Lawson’s brainchild, which is the biggest philosophy and music festival in the world, is something of a panacea to the average literary festival. This is because first off, the festival has music, and secondly, the festival is centred around panel debates and discussions.

“We are fundamentally different to literary festivals in many ways, and that is centrally because we are about ideas and the edge of ideas,” Lawson, whose festival is due to take place at Kenwood House in north London this weekend, explains.

“It is very much about seeking to provide a framework outside of the literary celebrity game of providing authors with vehicles for promoting their book and selling them.”

Lawson, director of the Institute of Art and Ideas, notes the festival is dedicated to having “genuine conversations about where we are going as a culture and a society”, arguing this is a different remit to many literary festivals and the culture which pervades them.
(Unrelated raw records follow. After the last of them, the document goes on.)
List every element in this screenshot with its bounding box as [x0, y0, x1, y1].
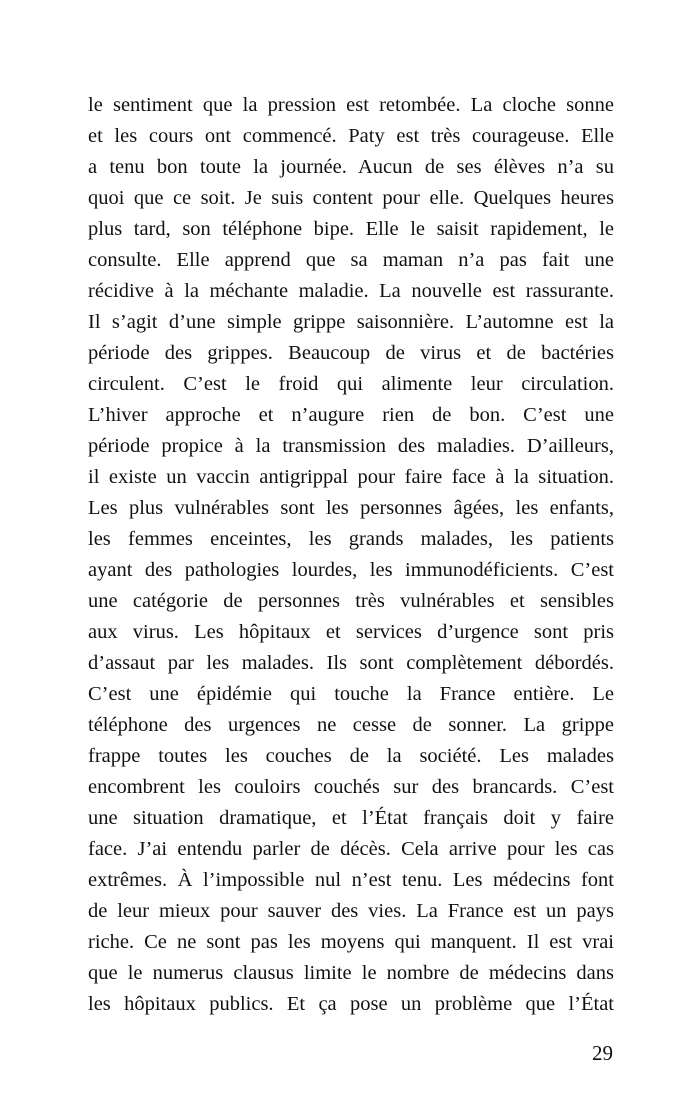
text-line: téléphone des urgences ne cesse de sonner. La grippe — [88, 714, 614, 736]
body-text — [88, 90, 614, 1020]
text-line: une catégorie de personnes très vulnérables et sensibles — [88, 590, 614, 612]
text-line: d’assaut par les malades. Ils sont complètement débordés. — [88, 652, 614, 674]
text-line: consulte. Elle apprend que sa maman n’a pas fait une — [88, 249, 614, 271]
text-line: aux virus. Les hôpitaux et services d’urgence sont pris — [88, 621, 614, 643]
text-line: encombrent les couloirs couchés sur des brancards. C’est — [88, 776, 614, 798]
text-line: que le numerus clausus limite le nombre de médecins dans — [88, 962, 614, 984]
text-line: Il s’agit d’une simple grippe saisonnière. L’automne est la — [88, 311, 614, 333]
text-line: face. J’ai entendu parler de décès. Cela arrive pour les cas — [88, 838, 614, 860]
text-line: il existe un vaccin antigrippal pour faire face à la situation. — [88, 466, 614, 488]
text-line: extrêmes. À l’impossible nul n’est tenu. Les médecins font — [88, 869, 614, 891]
page-number: 29 — [592, 1041, 613, 1065]
text-line: L’hiver approche et n’augure rien de bon. C’est une — [88, 404, 614, 426]
text-line: récidive à la méchante maladie. La nouvelle est rassurante. — [88, 280, 614, 302]
text-line: Les plus vulnérables sont les personnes âgées, les enfants, — [88, 497, 614, 519]
text-line: frappe toutes les couches de la société. Les malades — [88, 745, 614, 767]
text-line: de leur mieux pour sauver des vies. La France est un pays — [88, 900, 614, 922]
text-line: quoi que ce soit. Je suis content pour elle. Quelques heures — [88, 187, 614, 209]
text-line: a tenu bon toute la journée. Aucun de ses élèves n’a su — [88, 156, 614, 178]
text-line: et les cours ont commencé. Paty est très courageuse. Elle — [88, 125, 614, 147]
text-line: une situation dramatique, et l’État français doit y faire — [88, 807, 614, 829]
text-line: circulent. C’est le froid qui alimente leur circulation. — [88, 373, 614, 395]
text-line: C’est une épidémie qui touche la France entière. Le — [88, 683, 614, 705]
text-line: riche. Ce ne sont pas les moyens qui manquent. Il est vrai — [88, 931, 614, 953]
text-line: période propice à la transmission des maladies. D’ailleurs, — [88, 435, 614, 457]
text-line: plus tard, son téléphone bipe. Elle le saisit rapidement, le — [88, 218, 614, 240]
text-line: les femmes enceintes, les grands malades, les patients — [88, 528, 614, 550]
text-line: le sentiment que la pression est retombée. La cloche sonne — [88, 94, 614, 116]
text-line: ayant des pathologies lourdes, les immunodéficients. C’est — [88, 559, 614, 581]
text-line: les hôpitaux publics. Et ça pose un problème que l’État — [88, 993, 614, 1015]
text-line: période des grippes. Beaucoup de virus et de bactéries — [88, 342, 614, 364]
He notes while, yes, you can purchase speaker’s books, this is by no means the driving force of the festival.

But HowTheLightGetsIn has had its fair share of big-name attendees over the years - with previous speakers at the festival spanning from Noam Chomsky, renowned academic, to Brian Eno, the English musician, Ed Milliband, former Labour Party leader, Philip Pullman, best-selling author, to two authors both famed for whipping up controversy, Richard Dawkins and Slavoj Zizek.
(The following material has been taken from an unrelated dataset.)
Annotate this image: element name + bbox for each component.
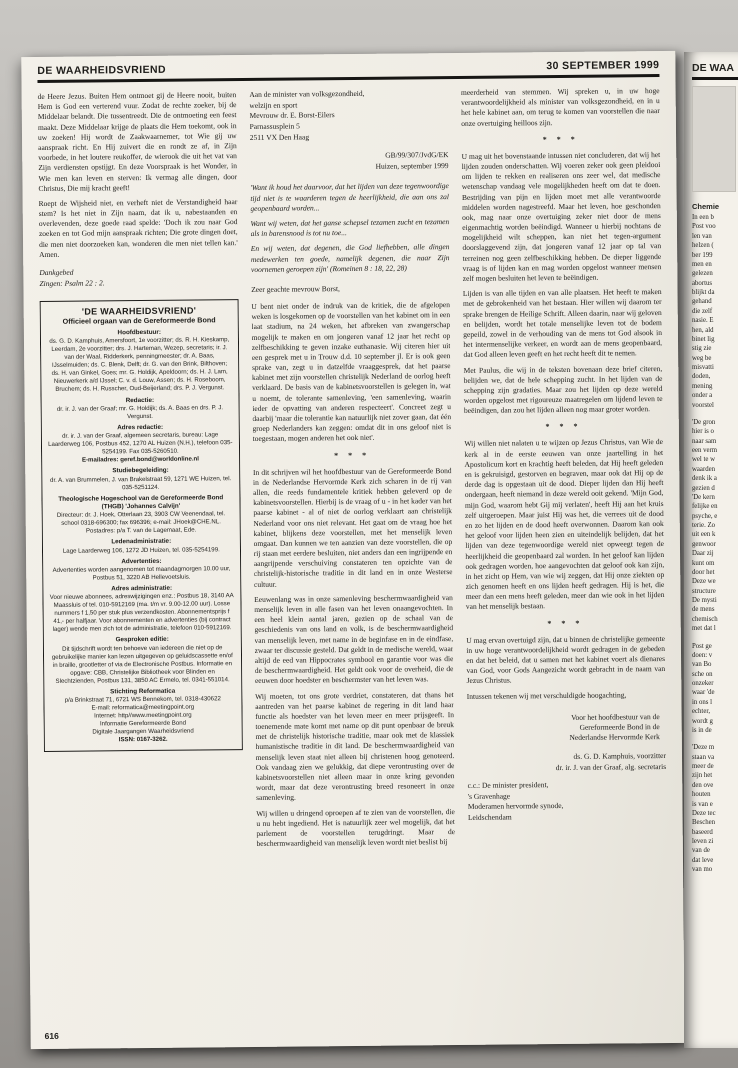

While the festival held on 1-2 October will be headlined by radical director Sophie Fiennes, Peter Singer, the “godfather of altruism”, as well as reality theorist Donald Hoffman, among others.

HowTheLightGetsIn Festival
HowTheLightGetsIn Festival (HowTheLightGetsIn Festival)
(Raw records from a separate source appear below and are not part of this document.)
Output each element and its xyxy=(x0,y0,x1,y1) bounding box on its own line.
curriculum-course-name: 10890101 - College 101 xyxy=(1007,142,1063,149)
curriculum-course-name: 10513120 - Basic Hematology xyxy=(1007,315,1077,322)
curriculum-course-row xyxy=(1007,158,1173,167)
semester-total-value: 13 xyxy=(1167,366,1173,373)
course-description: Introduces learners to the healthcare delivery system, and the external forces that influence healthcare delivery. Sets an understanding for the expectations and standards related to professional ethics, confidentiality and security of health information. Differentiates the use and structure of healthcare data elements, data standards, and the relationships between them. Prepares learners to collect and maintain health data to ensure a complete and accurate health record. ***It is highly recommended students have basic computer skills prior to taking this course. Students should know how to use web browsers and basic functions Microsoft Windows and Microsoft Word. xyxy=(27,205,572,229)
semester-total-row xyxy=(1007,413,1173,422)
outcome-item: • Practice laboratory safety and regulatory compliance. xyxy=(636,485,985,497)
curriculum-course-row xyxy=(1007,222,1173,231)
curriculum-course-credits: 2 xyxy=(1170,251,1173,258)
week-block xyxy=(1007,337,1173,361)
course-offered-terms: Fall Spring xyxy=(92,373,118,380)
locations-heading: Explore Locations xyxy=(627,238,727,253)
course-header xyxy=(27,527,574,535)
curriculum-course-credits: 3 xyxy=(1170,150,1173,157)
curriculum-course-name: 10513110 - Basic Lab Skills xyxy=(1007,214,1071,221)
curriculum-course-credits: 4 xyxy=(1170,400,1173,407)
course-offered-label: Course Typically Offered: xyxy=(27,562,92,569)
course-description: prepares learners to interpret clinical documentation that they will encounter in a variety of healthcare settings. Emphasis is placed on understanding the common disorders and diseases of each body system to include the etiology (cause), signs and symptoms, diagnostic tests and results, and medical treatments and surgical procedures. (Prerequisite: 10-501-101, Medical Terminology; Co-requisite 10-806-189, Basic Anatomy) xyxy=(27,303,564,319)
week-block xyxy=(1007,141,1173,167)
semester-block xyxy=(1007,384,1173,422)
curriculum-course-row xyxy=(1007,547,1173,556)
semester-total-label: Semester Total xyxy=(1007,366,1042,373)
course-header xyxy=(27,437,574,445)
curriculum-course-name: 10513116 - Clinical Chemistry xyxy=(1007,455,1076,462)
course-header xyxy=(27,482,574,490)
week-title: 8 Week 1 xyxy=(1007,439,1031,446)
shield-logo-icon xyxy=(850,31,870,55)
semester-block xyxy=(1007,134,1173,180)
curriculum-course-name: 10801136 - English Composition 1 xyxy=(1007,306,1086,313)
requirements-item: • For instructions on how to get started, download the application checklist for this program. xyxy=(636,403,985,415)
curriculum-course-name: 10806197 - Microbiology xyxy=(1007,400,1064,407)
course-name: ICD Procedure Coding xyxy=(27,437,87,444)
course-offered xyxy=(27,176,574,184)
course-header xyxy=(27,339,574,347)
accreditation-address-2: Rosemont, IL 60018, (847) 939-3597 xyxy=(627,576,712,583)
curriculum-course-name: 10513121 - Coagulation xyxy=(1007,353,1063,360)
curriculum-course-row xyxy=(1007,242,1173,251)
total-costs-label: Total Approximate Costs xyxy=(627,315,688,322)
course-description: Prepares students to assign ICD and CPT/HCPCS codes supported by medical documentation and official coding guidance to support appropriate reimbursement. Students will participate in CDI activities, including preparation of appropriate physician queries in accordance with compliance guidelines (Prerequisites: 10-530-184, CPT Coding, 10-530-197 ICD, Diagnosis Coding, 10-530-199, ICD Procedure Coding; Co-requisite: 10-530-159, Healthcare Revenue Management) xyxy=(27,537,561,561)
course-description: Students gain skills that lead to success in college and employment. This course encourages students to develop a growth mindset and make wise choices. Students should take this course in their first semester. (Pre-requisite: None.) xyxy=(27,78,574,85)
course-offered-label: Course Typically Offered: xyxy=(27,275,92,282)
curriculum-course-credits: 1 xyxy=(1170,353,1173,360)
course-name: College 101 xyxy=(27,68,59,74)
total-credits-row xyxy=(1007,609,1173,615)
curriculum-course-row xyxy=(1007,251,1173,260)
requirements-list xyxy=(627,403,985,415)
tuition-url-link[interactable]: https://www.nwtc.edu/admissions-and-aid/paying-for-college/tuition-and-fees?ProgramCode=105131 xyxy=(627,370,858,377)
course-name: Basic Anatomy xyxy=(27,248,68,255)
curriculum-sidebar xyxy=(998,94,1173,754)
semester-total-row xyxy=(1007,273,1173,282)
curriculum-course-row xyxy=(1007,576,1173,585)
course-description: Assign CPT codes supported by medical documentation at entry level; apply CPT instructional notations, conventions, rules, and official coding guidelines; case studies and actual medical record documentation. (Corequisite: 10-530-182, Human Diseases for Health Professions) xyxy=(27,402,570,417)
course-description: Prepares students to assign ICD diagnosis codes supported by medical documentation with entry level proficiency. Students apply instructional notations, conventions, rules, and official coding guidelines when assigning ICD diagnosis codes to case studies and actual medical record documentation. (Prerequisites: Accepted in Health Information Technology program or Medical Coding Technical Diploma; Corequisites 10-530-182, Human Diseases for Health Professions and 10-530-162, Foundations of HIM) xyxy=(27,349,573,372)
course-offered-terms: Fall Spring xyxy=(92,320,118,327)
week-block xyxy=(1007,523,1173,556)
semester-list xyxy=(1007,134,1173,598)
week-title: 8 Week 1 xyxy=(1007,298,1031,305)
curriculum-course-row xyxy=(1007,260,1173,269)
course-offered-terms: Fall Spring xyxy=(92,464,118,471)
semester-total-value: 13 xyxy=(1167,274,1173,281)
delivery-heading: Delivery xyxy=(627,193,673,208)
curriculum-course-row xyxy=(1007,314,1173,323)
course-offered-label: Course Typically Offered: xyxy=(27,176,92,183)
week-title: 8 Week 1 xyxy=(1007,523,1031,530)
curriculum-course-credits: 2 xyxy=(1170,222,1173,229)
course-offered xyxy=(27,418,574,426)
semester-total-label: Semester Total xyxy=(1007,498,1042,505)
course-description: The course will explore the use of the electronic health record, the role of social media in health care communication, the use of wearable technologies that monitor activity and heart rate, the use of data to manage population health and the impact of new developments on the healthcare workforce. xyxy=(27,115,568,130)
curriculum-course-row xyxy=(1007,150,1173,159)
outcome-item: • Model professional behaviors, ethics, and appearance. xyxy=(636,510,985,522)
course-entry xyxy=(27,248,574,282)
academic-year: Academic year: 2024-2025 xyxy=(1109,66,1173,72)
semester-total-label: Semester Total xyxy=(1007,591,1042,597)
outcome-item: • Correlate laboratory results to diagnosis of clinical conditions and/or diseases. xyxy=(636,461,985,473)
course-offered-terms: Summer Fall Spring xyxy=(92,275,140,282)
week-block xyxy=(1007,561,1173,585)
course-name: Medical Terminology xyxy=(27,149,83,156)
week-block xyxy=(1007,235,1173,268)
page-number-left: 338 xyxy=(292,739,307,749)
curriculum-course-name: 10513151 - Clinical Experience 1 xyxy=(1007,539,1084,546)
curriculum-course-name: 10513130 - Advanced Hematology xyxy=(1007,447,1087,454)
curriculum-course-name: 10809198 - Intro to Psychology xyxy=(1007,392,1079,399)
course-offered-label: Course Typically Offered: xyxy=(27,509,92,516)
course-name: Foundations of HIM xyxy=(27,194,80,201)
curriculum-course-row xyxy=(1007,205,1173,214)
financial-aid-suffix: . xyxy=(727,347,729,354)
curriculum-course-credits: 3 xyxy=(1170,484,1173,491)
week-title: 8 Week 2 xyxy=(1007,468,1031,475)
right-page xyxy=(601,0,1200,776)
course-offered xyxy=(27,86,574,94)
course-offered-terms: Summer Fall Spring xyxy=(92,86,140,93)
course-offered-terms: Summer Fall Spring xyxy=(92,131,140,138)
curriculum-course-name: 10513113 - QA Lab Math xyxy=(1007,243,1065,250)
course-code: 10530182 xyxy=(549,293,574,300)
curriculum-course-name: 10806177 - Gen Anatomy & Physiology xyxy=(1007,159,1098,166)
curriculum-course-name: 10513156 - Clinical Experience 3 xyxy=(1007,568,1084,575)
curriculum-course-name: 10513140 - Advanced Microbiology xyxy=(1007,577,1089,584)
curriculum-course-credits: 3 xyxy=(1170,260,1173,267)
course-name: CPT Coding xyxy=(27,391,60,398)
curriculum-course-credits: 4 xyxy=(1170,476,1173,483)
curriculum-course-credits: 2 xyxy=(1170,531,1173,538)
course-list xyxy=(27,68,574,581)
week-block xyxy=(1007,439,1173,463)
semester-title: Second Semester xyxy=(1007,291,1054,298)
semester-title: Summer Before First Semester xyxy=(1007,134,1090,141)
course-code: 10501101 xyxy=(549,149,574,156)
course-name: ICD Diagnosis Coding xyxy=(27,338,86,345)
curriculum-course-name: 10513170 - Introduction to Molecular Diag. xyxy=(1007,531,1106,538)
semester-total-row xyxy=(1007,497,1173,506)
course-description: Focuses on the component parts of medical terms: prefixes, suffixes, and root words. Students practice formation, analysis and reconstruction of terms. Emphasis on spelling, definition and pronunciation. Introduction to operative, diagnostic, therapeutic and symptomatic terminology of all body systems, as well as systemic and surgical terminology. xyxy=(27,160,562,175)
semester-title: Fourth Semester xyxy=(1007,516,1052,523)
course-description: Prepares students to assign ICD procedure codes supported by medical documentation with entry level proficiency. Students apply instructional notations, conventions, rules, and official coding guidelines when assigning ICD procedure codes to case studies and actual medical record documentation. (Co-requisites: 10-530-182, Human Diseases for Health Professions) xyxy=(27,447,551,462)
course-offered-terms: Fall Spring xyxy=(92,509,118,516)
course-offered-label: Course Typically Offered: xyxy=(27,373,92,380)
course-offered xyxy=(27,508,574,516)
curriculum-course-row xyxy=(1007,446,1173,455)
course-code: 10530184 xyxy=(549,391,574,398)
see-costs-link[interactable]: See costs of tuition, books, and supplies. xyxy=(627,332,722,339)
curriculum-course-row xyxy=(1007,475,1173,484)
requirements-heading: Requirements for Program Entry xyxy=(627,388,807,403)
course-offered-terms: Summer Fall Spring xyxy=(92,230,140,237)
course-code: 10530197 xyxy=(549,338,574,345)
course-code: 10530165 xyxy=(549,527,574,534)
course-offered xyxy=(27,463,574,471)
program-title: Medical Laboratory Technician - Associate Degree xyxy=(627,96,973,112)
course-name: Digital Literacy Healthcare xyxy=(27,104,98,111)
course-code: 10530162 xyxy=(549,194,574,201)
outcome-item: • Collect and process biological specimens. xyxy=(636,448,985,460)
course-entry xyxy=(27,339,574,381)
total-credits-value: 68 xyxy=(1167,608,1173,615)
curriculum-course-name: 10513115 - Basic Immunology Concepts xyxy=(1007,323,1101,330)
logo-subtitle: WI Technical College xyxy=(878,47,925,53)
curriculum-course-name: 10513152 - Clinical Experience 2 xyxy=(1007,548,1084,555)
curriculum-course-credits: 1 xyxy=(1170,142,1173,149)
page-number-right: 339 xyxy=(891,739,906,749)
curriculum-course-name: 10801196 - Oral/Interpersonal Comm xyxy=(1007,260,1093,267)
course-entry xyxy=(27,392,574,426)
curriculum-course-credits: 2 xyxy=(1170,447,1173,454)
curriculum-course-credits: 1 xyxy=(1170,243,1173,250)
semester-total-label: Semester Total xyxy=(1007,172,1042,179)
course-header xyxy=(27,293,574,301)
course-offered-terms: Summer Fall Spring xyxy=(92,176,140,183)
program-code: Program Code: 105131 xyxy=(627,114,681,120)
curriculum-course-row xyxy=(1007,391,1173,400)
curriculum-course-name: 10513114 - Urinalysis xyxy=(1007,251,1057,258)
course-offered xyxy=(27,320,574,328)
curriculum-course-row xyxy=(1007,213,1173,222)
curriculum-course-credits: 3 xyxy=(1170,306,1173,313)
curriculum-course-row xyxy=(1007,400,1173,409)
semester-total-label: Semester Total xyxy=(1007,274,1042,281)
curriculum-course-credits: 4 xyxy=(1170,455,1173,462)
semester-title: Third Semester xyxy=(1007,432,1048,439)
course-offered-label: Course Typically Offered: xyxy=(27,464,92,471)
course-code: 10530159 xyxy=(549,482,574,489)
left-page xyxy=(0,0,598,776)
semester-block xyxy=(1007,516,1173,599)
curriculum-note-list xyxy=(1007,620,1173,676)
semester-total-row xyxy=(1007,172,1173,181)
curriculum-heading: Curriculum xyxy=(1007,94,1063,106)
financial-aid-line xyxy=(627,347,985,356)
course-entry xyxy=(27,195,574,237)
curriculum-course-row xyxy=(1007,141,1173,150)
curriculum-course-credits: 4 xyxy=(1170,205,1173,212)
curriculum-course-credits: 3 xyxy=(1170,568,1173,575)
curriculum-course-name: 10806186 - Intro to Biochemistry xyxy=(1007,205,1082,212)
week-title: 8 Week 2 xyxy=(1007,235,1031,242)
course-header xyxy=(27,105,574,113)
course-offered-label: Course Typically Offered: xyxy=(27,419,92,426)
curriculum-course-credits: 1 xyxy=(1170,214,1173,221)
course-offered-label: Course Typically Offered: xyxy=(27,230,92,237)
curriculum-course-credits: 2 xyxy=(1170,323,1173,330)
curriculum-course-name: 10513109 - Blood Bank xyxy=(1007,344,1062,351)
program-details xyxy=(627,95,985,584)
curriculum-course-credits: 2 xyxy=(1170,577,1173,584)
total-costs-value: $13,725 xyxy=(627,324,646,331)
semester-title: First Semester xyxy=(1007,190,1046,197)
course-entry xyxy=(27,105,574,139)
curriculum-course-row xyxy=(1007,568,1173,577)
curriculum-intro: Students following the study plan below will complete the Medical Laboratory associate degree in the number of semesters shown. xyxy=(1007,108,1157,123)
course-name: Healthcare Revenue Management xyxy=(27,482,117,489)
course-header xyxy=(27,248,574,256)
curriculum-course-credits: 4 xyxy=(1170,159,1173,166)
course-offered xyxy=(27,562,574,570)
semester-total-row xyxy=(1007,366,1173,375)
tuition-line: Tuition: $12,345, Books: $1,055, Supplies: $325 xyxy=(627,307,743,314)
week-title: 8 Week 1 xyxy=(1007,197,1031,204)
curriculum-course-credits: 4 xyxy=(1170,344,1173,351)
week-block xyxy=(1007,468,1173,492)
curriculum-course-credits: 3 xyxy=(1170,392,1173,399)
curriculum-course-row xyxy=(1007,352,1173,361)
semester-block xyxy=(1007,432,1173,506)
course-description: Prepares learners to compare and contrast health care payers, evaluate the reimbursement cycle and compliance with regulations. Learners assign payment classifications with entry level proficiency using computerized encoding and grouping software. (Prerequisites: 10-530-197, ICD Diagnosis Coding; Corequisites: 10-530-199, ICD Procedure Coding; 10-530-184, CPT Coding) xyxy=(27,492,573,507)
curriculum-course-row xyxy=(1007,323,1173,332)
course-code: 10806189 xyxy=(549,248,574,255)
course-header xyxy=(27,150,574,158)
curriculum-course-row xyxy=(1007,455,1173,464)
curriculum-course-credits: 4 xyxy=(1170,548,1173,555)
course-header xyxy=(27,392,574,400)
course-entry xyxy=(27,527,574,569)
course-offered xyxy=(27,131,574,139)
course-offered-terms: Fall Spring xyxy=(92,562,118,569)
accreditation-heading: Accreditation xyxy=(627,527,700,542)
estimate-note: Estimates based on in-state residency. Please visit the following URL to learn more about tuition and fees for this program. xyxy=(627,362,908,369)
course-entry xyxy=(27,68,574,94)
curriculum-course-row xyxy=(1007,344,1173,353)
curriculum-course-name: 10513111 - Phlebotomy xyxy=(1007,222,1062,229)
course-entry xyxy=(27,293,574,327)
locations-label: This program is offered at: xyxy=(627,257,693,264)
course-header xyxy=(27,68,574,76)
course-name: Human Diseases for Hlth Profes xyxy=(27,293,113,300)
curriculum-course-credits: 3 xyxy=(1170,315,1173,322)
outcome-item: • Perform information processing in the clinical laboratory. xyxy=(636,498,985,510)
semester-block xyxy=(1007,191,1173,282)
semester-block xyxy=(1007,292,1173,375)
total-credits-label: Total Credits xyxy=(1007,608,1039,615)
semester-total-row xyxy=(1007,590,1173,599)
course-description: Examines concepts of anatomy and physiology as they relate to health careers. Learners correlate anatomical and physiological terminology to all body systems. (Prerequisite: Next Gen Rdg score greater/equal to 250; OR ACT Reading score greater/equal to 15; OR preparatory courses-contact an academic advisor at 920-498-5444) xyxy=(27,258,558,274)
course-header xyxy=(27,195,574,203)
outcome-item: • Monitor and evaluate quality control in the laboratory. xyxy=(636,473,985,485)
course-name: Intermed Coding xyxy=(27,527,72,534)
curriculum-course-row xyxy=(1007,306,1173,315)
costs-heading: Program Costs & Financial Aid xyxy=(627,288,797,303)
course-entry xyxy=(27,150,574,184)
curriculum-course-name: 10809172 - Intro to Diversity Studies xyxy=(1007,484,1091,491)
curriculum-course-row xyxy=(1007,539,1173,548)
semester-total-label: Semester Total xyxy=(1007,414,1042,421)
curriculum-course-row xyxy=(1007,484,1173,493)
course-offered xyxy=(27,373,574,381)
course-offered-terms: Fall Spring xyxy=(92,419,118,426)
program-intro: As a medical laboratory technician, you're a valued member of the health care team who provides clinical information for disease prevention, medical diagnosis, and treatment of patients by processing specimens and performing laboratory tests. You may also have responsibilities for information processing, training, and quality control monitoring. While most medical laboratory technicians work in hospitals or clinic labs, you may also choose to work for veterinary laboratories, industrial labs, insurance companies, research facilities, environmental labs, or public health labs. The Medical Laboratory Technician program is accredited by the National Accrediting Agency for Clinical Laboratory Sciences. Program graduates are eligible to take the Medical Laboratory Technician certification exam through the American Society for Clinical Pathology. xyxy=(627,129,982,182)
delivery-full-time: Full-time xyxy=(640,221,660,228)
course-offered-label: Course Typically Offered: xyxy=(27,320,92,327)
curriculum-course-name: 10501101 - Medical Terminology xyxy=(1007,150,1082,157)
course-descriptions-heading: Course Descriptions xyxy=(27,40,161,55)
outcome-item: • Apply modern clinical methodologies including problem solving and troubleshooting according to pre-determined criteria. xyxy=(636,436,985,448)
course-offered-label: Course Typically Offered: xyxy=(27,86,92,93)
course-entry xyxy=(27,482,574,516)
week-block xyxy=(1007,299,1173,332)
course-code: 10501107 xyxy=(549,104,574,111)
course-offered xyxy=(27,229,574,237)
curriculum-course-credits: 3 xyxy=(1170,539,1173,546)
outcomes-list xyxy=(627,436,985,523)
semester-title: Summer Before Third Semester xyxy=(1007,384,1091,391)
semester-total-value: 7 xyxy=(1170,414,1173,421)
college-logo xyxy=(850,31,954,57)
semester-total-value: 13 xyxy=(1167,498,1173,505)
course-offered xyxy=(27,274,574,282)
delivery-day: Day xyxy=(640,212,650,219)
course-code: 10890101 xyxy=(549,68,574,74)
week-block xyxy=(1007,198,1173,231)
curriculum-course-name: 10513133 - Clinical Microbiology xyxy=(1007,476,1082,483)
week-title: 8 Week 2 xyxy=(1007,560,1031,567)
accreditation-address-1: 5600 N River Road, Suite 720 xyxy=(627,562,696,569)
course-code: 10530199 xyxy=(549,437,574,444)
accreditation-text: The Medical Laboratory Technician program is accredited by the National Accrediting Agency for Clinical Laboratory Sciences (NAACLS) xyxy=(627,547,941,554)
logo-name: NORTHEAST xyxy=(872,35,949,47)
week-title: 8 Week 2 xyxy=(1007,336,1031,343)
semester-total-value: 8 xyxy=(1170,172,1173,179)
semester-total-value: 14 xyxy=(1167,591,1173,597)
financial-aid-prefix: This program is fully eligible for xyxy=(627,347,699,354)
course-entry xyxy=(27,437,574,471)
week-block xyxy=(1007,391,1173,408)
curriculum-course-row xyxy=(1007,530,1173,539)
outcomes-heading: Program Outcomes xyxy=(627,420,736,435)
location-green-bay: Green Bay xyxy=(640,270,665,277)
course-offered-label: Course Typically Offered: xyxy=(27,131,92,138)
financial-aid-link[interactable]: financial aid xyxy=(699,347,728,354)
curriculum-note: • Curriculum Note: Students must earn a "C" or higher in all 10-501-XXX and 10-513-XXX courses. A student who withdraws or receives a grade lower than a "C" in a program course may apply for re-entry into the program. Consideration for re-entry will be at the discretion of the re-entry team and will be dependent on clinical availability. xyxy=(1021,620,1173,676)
Lawson, a philosopher himself, notes festival-goers might find themselves standing next to a “Nobel prize winner in the coffee queue” due to the event not having a VIP area - adding that this alters the atmosphere of the festival.

“The festival is full of people talking about what they have just heard,” Lawson, who is famed for his theory of closure, reflects. “Discussing every topic from consciousness and reality to equality and political issues about where we are going as a country. Everyone is really engaged.”

HowThe LightGetsIn festival is ultimately committed to liberating philosophy from the far-flung elitist ivory tower of academia and making life’s big ideas and perennial questions more accessible and exciting.

“Breaking the notion we can’t talk about big ideas and we will be leaving talking about philosophy to Parisian taxi drivers,” Lawson adds. “I think the music is an important element as it stops it being too status-driven.”

This year will see music from 2022 Mercury nominee Gwenno, and Django Django, the 2012 Mercury Nominee. While myself, The Independent’s Women’s Correspondent, will be talking in a debate, alongside others, titled No Forbidden Fruit, centred around how attitudes to sex have changed in recent years.

“We are more open about sex than ever before,” reads the festival blurb. “No topic too outrageous to discuss. No concern too personal to share. But are we making a mistake? Surveys show across all adults a marked decrease in the frequency we have sex with a partner. And a 40 per cent decrease in having regular sex amongst young people. Is our very openness about sex making it less exciting, less transgressive, and less desirable?”

More details on HowTheLightGetsIn can be found here. As a festival partner, The Independent is offering a 20 per cent discount on tickets with the code INDY22. Don’t miss out on tickets here.

But for those of you who are unable to make it to the festival, fortunately, all the debates and talks will bit by bit be released online in the coming months via the Institute of Art and Ideas online platform, IAI.TV.

“We are wanting to address the underlying differences in the way that we think and hold the world,” Lawson says of the festival. “Those differences have generated in recent times really deep divisions in society. Most of the time the communication around those is simply based on people slagging off the counterview and promoting their own. So there is not much listening going on.”